Au moment précis où l’Etat d’Israël, las de recevoir chaque jour son lot de roquettes, envoyées depuis la bande de Gaza par le Hamas, décide de se défendre en ripostant, ma qualité de Juif m’a été jetée à la figure comme un reproche, voire comme un crime. Presque du jour au lendemain, je n’étais plus ce citoyen français que je croyais être, j’étais devenu un israélien-assassin, qui massacre femmes et enfants dans la Bande de Gaza. Et pour cela, je méritais d’être insulté dans la rue à Paris, et je devais craindre d’être menacé voire agressé physiquement. Je devais faire profil bas, chuchoter mon nom de famille, par crainte de représailles et cacher mon étoile de David dans le cas où j’en aurais porté une, ce qui n’est pas le cas.

Devrais-je aussi, Monsieur le Ministre de l’Intérieur, craindre qu’un de ces prochains jours ou de ces prochains mois, vous me convoquiez en votre Préfecture de Police, sur l’Ile de la Cité, par l’intermédiaire de vos services, afin que, sur ma Carte Nationale d’Identité, à la place de «française», en réponse à la question de la nationalité, on appose au tampon rouge la mention «JUIF», à laquelle on ferait suivre l’indicatif «de France». Mais, le psychiatre que je suis, s’égare et ces pensées qui me traversent, à l’occasion, mais quand même de plus en plus souvent depuis quelques semaines, ne sont, en réalité que des idées délirantes. Cela ne peut pas survenir en France. Cela n’est d’ailleurs jamais arrivé dans notre doux pays et il faut vraiment que je me reprenne ou que j’aille consulter.

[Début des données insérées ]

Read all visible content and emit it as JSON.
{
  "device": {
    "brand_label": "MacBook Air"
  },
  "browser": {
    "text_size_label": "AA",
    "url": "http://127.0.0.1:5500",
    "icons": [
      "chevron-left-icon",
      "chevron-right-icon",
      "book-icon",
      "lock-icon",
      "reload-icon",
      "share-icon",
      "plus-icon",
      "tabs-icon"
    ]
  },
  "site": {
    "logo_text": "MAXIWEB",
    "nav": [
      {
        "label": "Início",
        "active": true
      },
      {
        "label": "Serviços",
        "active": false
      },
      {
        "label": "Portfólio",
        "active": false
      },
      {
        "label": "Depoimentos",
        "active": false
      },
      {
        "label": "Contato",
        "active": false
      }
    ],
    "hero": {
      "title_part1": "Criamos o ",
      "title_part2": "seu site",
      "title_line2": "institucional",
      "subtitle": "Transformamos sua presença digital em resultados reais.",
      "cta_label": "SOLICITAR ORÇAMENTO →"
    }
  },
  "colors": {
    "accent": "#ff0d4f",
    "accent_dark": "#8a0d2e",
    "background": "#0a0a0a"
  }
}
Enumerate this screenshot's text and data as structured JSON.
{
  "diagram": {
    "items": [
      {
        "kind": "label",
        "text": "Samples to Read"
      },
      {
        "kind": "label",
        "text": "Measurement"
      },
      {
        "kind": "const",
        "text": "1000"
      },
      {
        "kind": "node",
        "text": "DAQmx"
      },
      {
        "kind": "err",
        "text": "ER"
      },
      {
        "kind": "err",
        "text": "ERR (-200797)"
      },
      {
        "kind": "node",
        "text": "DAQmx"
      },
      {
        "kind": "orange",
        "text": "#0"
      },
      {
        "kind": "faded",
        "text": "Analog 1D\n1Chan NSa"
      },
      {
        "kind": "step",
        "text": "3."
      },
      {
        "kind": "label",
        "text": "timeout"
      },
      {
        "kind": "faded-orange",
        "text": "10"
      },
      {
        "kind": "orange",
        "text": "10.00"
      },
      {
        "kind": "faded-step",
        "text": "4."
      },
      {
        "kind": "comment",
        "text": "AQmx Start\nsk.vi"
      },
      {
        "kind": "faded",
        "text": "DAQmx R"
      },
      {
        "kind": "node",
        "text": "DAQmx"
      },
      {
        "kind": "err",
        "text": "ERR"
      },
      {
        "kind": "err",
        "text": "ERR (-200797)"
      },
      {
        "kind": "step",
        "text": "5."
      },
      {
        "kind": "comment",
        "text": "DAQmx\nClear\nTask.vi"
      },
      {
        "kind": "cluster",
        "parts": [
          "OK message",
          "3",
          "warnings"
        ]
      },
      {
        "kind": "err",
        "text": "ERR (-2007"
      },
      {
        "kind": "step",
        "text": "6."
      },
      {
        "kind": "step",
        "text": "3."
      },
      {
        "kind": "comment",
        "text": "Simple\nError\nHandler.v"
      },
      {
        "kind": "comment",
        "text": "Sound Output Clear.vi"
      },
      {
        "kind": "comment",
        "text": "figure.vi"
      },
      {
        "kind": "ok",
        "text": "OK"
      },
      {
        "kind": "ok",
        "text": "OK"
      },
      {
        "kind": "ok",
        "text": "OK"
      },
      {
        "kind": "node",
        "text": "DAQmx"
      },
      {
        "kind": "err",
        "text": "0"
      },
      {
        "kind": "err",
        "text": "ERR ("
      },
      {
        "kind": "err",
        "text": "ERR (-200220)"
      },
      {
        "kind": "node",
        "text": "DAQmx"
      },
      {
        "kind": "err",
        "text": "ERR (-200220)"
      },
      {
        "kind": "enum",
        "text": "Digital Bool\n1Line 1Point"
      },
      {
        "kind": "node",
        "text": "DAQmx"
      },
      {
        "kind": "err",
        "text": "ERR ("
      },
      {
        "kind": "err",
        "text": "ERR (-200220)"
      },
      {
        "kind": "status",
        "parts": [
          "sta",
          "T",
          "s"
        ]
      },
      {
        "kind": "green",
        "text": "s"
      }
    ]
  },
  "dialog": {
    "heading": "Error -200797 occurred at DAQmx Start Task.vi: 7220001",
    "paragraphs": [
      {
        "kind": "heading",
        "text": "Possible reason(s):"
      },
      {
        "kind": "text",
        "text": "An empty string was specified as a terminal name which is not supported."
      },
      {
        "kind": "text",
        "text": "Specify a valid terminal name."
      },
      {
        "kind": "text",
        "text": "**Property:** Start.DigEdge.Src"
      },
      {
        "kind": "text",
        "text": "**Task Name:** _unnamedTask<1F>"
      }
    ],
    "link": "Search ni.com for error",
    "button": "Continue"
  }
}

Je ne vais pas abuser plus de votre temps, Monsieur Cazeneuve et, de mon côté, il me reste encore pas mal d’affaires à régler, avant mon départ.

Pour finir, juste une question. Savez-vous, Monsieur le Ministre comment sont accueillis, en Israël, les juifs du monde entier, nouveaux immigrants, c’est à dire ceux qui ont fait leur Alyah, comme on dit communément, lorsqu’ils arrivent à l’aéroport Ben Gourion à Tel-Aviv? Ils sont accueillis sous une grande banderole sur laquelle est écrit, en lettres majuscules : BIENVENUE A LA MAISON. Etonnant, non?

Recevez Monsieur Bernard Cazeneuve, Ministre de l’Intérieur, l’expression de mes sentiments respectueux mais pas du tout rassurés et plus du tout confiants.

Docteur Claude BLOCH.

Le cri de désespoir d’un Juif qui se croyant intégré, et qui à 62 ans se découvre Juif de France.